Le moi y figure le reflet figé du temps d’ouverture, où, dans l’inconscient, apparaît un instant le Sujet; le moi tient de
son modèle ce pouvoir de recueil dont il use, pourrait-on dire, à des fins de détournement du signe de sa face signifiante.
Quant au signe ainsi obscurci (amputé de sa face de lumière), il n’est vraiment que le représentant de l’objet, terme de réalité,
pour le foyer aveugle du moi.
Ce qu’il importe de faire apparaître en cette organisation consciente, c’est que tout y est ordonné pour soutenir ce refus
d’interrogation sur l’objet.
La série des objets, surface et limite (firmament) du conscient constitue bien ce bord sur l’appui duquel l’ordre est appelé
à se soutenir autant qu’à basculer. Pour autant que l’organisation consciente se soutient essentiellement dans la dimension
du refus de l’ordre signifiant, l’objet, terme de réalité, remplit son office d’être ce qui se refuse à la mise en question,
en déployant son opacité. Mais, à l’inverse, si l’on considère que la limite de l’objet constitue l’appui autour duquel l’ordre
peut basculer, on conçoit aisément que l’objet, ainsi traversé, puisse mener alors en droite ligne à son lieu d’origine, l’articulation
signifiante, et à la référence phallique qui la constitue.
Pour autant que la série des objets fonctionne le plus communément dans le sens d’un refus d’une mise en question, on peut
dire à bon droit qu’elle participe fondamentalement au dérobement de la référence phallique, que nous avons repérée comme
refoulement originaire.
Ainsi peut-on dire, en un raccourci d’apparence paradoxale, que le conscient est l’effet du refoulement, pour autant que l’organisation
développée à partir du
‘plan des objets’
, n’est qu’un soutien systématique et redoublé du refus légitime d’interroger l’interdit de la référence phallique.

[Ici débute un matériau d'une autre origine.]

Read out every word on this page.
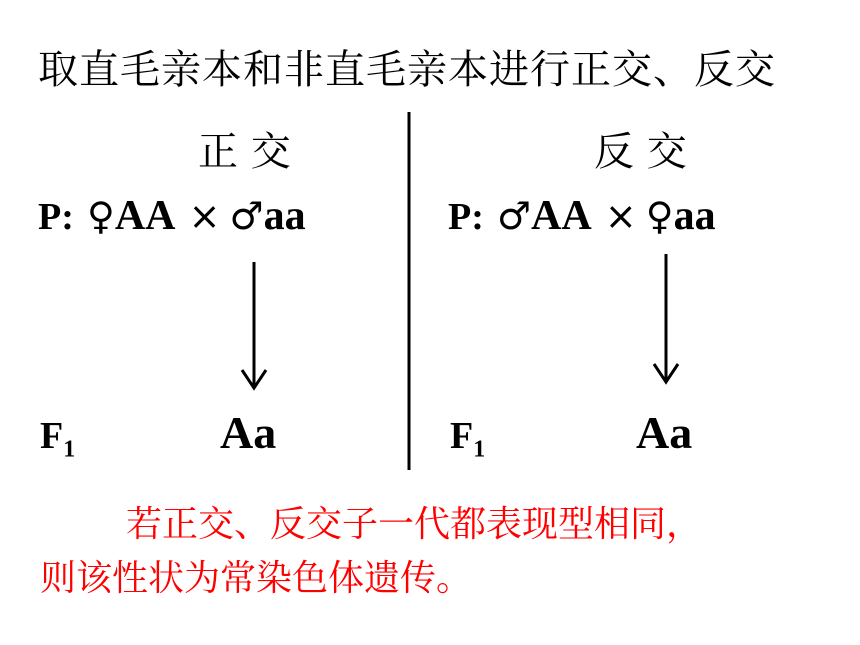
取直毛亲本和非直毛亲本进行正交、反交
正 交
P: ♀AA × ♂aa
$F_1$	Aa
反 交
P: ♂AA × ♀aa
$F_1$	Aa
若正交、反交子一代都表现型相同，
则该性状为常染色体遗传。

iii. Le refoulement secondaire, ou refoulement proprement dit
L’abord partial que nous avons ici choisi du problème du refoulement met surtout en valeur son aspect topique et figure d’une
façon essentiellement statique la
‘barrière’
qu’il constitue. C’est dans la même perspective que nous considérerons maintenant cet état second du refoulement (dérivé
de l’originaire) laissant ainsi de côté la description de la dynamique en jeu.
De ce point de vue, le refoulement secondaire se manifeste essentiellement, on vient de le voir, en ceci précisément que
l’interrogation sur ce terme de réalité (dont l’opacité, ou l’insécabilité, s’offrent à soutenir le refus d’une mise en question)
est littéralement étouffée, réprimée, refoulée en un mot, pour que puisse justement se maintenir l’ordre des choses dans le
‘détour de la vie’
, ou
‘différence de la mort.’
Du point de vue dynamique, il faudrait ici évoquer le jeu des pulsions, de vie et de mort, (le déploiement du désir) et les
forces de répression s’exerçant sur leurs éléments représentatifs.
[113] On peut dire de toutes façons, que le plus apparent du refoulement secondaire consiste en un effort constant pour opérer
une désexualisation de l’objet. Précisons qu’il convient d’entendre ici ce terme de désexualisation comme ce qui caractérise
un processus visant à soutenir le refus de faire apparaître la véritable nature de l’objet, produit, ou agent de la conjonction
signifiante; c’est évidemment, rappelons-le, au niveau de ce jeu d’articulation du signifiant et du corps (i. e. de l’objet)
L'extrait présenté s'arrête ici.